In Synecdoche, New York, Caden Cotard, a playwright, builds a 1:1 model of New York inside a warehouse, populates it, and tries to simultaneously portray and preempt reality. From the water-coated glass ceiling’s perennial suggestion of rainy weather to the interior foliage undulating in a non-existent breeze, Central Park is Sydney’s answer to this: a microcosmic and fictionalised vision of Sydney within four walls and a roof.
Externally, the building is innocuous: right angles, solar panels, and creeping greenery all having become baseline expectations of contemporary building developments. Like a geode or Kinder Surprise egg, it is in the interior — demarcated into levels like those of a video game — where things get interesting.
Levels ground and one are unremarkable, excepting the former’s bemusing literal interpretation of the word “pedestrian” in clustering shoe stores by the street level entrance. The food courts on lower ground and level two respectively are bizarre in their diametric opposition; the former Dining District suggesting a Sydney in which children are regularly sent to fight to the death in a state-sanctioned arena event.

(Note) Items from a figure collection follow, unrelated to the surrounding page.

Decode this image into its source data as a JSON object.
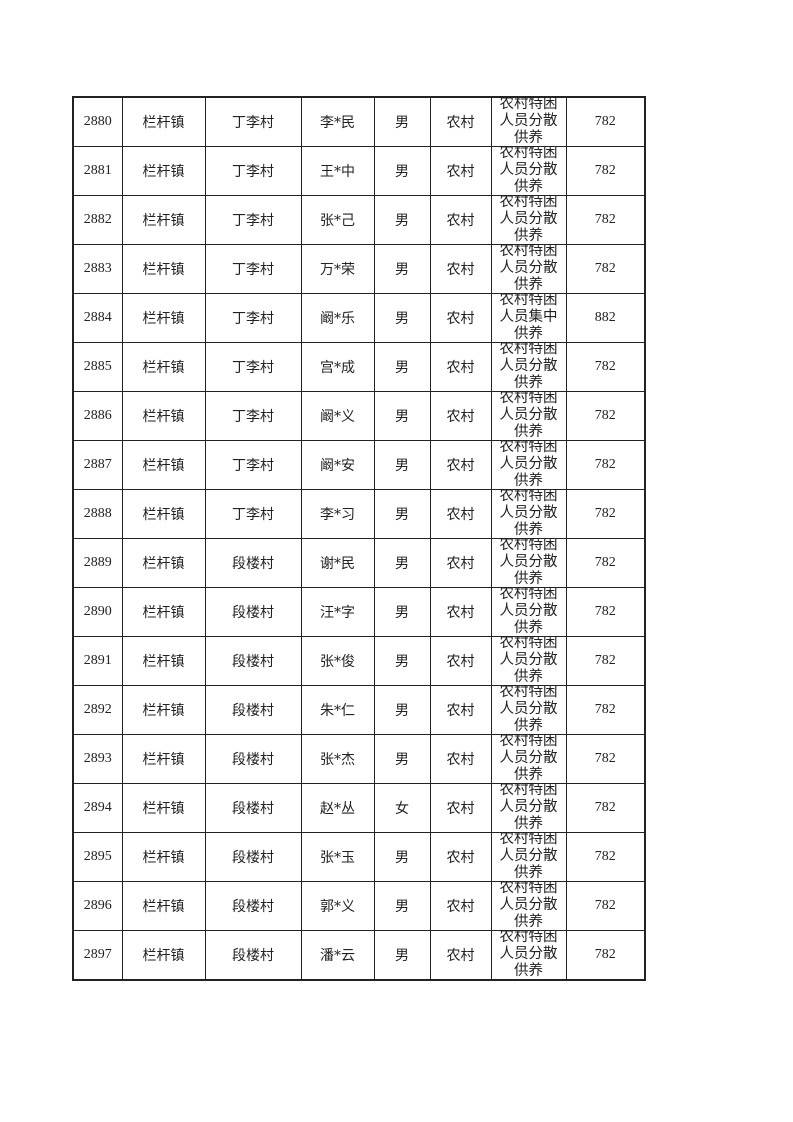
{
  "table": {
    "rows": [
      [
        "2880",
        "栏杆镇",
        "丁李村",
        "李*民",
        "男",
        "农村",
        "农村特困人员分散供养",
        "782"
      ],
      [
        "2881",
        "栏杆镇",
        "丁李村",
        "王*中",
        "男",
        "农村",
        "农村特困人员分散供养",
        "782"
      ],
      [
        "2882",
        "栏杆镇",
        "丁李村",
        "张*己",
        "男",
        "农村",
        "农村特困人员分散供养",
        "782"
      ],
      [
        "2883",
        "栏杆镇",
        "丁李村",
        "万*荣",
        "男",
        "农村",
        "农村特困人员分散供养",
        "782"
      ],
      [
        "2884",
        "栏杆镇",
        "丁李村",
        "阚*乐",
        "男",
        "农村",
        "农村特困人员集中供养",
        "882"
      ],
      [
        "2885",
        "栏杆镇",
        "丁李村",
        "宫*成",
        "男",
        "农村",
        "农村特困人员分散供养",
        "782"
      ],
      [
        "2886",
        "栏杆镇",
        "丁李村",
        "阚*义",
        "男",
        "农村",
        "农村特困人员分散供养",
        "782"
      ],
      [
        "2887",
        "栏杆镇",
        "丁李村",
        "阚*安",
        "男",
        "农村",
        "农村特困人员分散供养",
        "782"
      ],
      [
        "2888",
        "栏杆镇",
        "丁李村",
        "李*习",
        "男",
        "农村",
        "农村特困人员分散供养",
        "782"
      ],
      [
        "2889",
        "栏杆镇",
        "段楼村",
        "谢*民",
        "男",
        "农村",
        "农村特困人员分散供养",
        "782"
      ],
      [
        "2890",
        "栏杆镇",
        "段楼村",
        "汪*字",
        "男",
        "农村",
        "农村特困人员分散供养",
        "782"
      ],
      [
        "2891",
        "栏杆镇",
        "段楼村",
        "张*俊",
        "男",
        "农村",
        "农村特困人员分散供养",
        "782"
      ],
      [
        "2892",
        "栏杆镇",
        "段楼村",
        "朱*仁",
        "男",
        "农村",
        "农村特困人员分散供养",
        "782"
      ],
      [
        "2893",
        "栏杆镇",
        "段楼村",
        "张*杰",
        "男",
        "农村",
        "农村特困人员分散供养",
        "782"
      ],
      [
        "2894",
        "栏杆镇",
        "段楼村",
        "赵*丛",
        "女",
        "农村",
        "农村特困人员分散供养",
        "782"
      ],
      [
        "2895",
        "栏杆镇",
        "段楼村",
        "张*玉",
        "男",
        "农村",
        "农村特困人员分散供养",
        "782"
      ],
      [
        "2896",
        "栏杆镇",
        "段楼村",
        "郭*义",
        "男",
        "农村",
        "农村特困人员分散供养",
        "782"
      ],
      [
        "2897",
        "栏杆镇",
        "段楼村",
        "潘*云",
        "男",
        "农村",
        "农村特困人员分散供养",
        "782"
      ]
    ]
  }
}
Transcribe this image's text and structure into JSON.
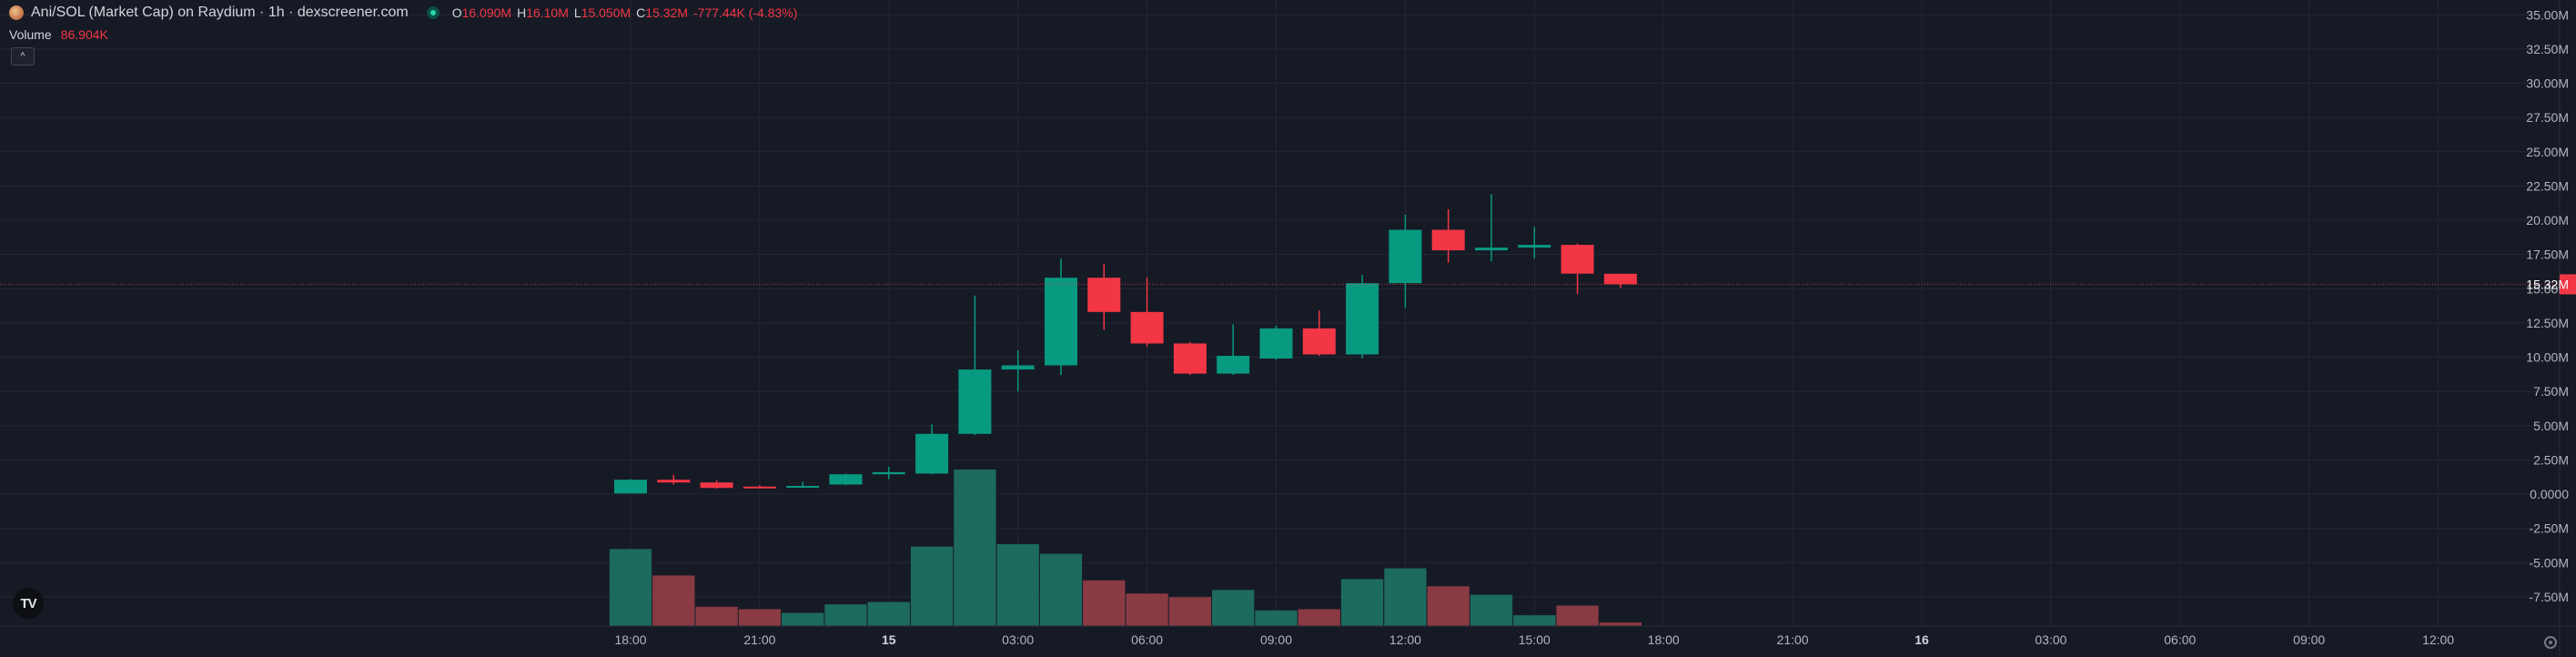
{
  "header": {
    "title": "Ani/SOL (Market Cap) on Raydium · 1h · dexscreener.com",
    "ohlc": {
      "o_label": "O",
      "o_value": "16.090M",
      "h_label": "H",
      "h_value": "16.10M",
      "l_label": "L",
      "l_value": "15.050M",
      "c_label": "C",
      "c_value": "15.32M",
      "change": "-777.44K (-4.83%)"
    }
  },
  "volume_legend": {
    "label": "Volume",
    "value": "86.904K"
  },
  "collapse_glyph": "^",
  "logo_text": "TV",
  "price_badge": "15.32M",
  "colors": {
    "background": "#161a25",
    "grid": "#232733",
    "up": "#089981",
    "down": "#f23645",
    "up_volume": "#1d6a5e",
    "down_volume": "#8a3a43",
    "axis_text": "#b2b5be",
    "price_line": "#f23645"
  },
  "chart_data": {
    "type": "candlestick",
    "y_axis_unit": "market cap (USD)",
    "ylim": [
      -9.5,
      35
    ],
    "y_ticks": [
      "35.00M",
      "32.50M",
      "30.00M",
      "27.50M",
      "25.00M",
      "22.50M",
      "20.00M",
      "17.50M",
      "15.00M",
      "12.50M",
      "10.00M",
      "7.50M",
      "5.00M",
      "2.50M",
      "0.0000",
      "-2.50M",
      "-5.00M",
      "-7.50M"
    ],
    "y_tick_values": [
      35,
      32.5,
      30,
      27.5,
      25,
      22.5,
      20,
      17.5,
      15,
      12.5,
      10,
      7.5,
      5,
      2.5,
      0,
      -2.5,
      -5,
      -7.5
    ],
    "x_labels": [
      "18:00",
      "21:00",
      "15",
      "03:00",
      "06:00",
      "09:00",
      "12:00",
      "15:00",
      "18:00",
      "21:00",
      "16",
      "03:00",
      "06:00",
      "09:00",
      "12:00"
    ],
    "x_label_slots": [
      0,
      3,
      6,
      9,
      12,
      15,
      18,
      21,
      24,
      27,
      30,
      33,
      36,
      39,
      42
    ],
    "x_label_bold": [
      "15",
      "16"
    ],
    "last_price": 15.32,
    "candles": [
      {
        "o": 0.05,
        "h": 1.1,
        "l": 0.05,
        "c": 1.05
      },
      {
        "o": 1.05,
        "h": 1.4,
        "l": 0.7,
        "c": 0.85
      },
      {
        "o": 0.85,
        "h": 1.0,
        "l": 0.4,
        "c": 0.45
      },
      {
        "o": 0.55,
        "h": 0.65,
        "l": 0.45,
        "c": 0.5
      },
      {
        "o": 0.55,
        "h": 0.9,
        "l": 0.5,
        "c": 0.6
      },
      {
        "o": 0.7,
        "h": 1.5,
        "l": 0.65,
        "c": 1.45
      },
      {
        "o": 1.45,
        "h": 2.0,
        "l": 1.1,
        "c": 1.6
      },
      {
        "o": 1.5,
        "h": 5.1,
        "l": 1.45,
        "c": 4.4
      },
      {
        "o": 4.4,
        "h": 14.5,
        "l": 4.3,
        "c": 9.1
      },
      {
        "o": 9.1,
        "h": 10.5,
        "l": 7.5,
        "c": 9.4
      },
      {
        "o": 9.4,
        "h": 17.2,
        "l": 8.7,
        "c": 15.8
      },
      {
        "o": 15.8,
        "h": 16.8,
        "l": 12.0,
        "c": 13.3
      },
      {
        "o": 13.3,
        "h": 15.8,
        "l": 10.8,
        "c": 11.0
      },
      {
        "o": 11.0,
        "h": 11.1,
        "l": 8.7,
        "c": 8.8
      },
      {
        "o": 8.8,
        "h": 12.4,
        "l": 8.7,
        "c": 10.1
      },
      {
        "o": 9.9,
        "h": 12.3,
        "l": 9.8,
        "c": 12.1
      },
      {
        "o": 12.1,
        "h": 13.4,
        "l": 10.1,
        "c": 10.2
      },
      {
        "o": 10.2,
        "h": 16.0,
        "l": 9.9,
        "c": 15.4
      },
      {
        "o": 15.4,
        "h": 20.4,
        "l": 13.6,
        "c": 19.3
      },
      {
        "o": 19.3,
        "h": 20.8,
        "l": 16.9,
        "c": 17.8
      },
      {
        "o": 17.8,
        "h": 21.9,
        "l": 17.0,
        "c": 18.0
      },
      {
        "o": 18.0,
        "h": 19.5,
        "l": 17.2,
        "c": 18.2
      },
      {
        "o": 18.2,
        "h": 18.3,
        "l": 14.6,
        "c": 16.1
      },
      {
        "o": 16.09,
        "h": 16.1,
        "l": 15.05,
        "c": 15.32
      }
    ],
    "volume_max_ratio_note": "relative bar heights",
    "volumes": [
      3.2,
      2.1,
      0.8,
      0.7,
      0.55,
      0.9,
      1.0,
      3.3,
      6.5,
      3.4,
      3.0,
      1.9,
      1.35,
      1.2,
      1.5,
      0.65,
      0.7,
      1.95,
      2.4,
      1.65,
      1.3,
      0.45,
      0.85,
      0.15
    ]
  }
}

The latter Central Kitchen is also oddly named; a domestic pastiche of the dining rooms of Sydney’s nonchalantly trendy, an exercise in copying and pasting wire legged barstools, timber tabletops, and coloured pendant lamps ad nauseam.
Level three — rather, l3. Central — is where the building most valiantly attempts and fails to accord some degree of authenticity to its self-conscious alternative reality.
On chalkboards, visitors follow mundane directives like “My favourite word” or “My life in four frames” (alongside the curiously existential “Who am I fighting?”). The result, predictably, is some bastardisation of a Basquiat, where trite Facebook status fodder like “Live your dreams and don’t dream your life” floats in a sea of phalluses and block print expletives.
There is nothing to suggest the Sydney that the building’s designers have attempted to capture: like the exterior, the level could be replicated elsewhere and blend right in, for all its lack of distinctive character.
This amorphousness is reflected in the building’s many mirrors, ostensibly installed to give the illusion of scale but to questionable success: in a space as streamlined and sanitised as Central Park, what is gained by reflecting emptiness, beyond more emptiness and the reflection of a solo shopper?
As a piece of design this is telling: the measure of contemporary architecture is how well it photographs, or how good one may imagine themselves to look within it.
While Caden’s New York idealised the real city in existence beyond its walls, Central Park is a sharp-edged utopic dream vision of Sydney, which like contemporary architecture is a sleek, green, and eminently photographable departure from reality.
From whose dream does this emerge? Who dreams in fragmented, half-loaded video game levels, in reflections and fake plants and infinite emptiness? Whose dream is this, and how do we wake?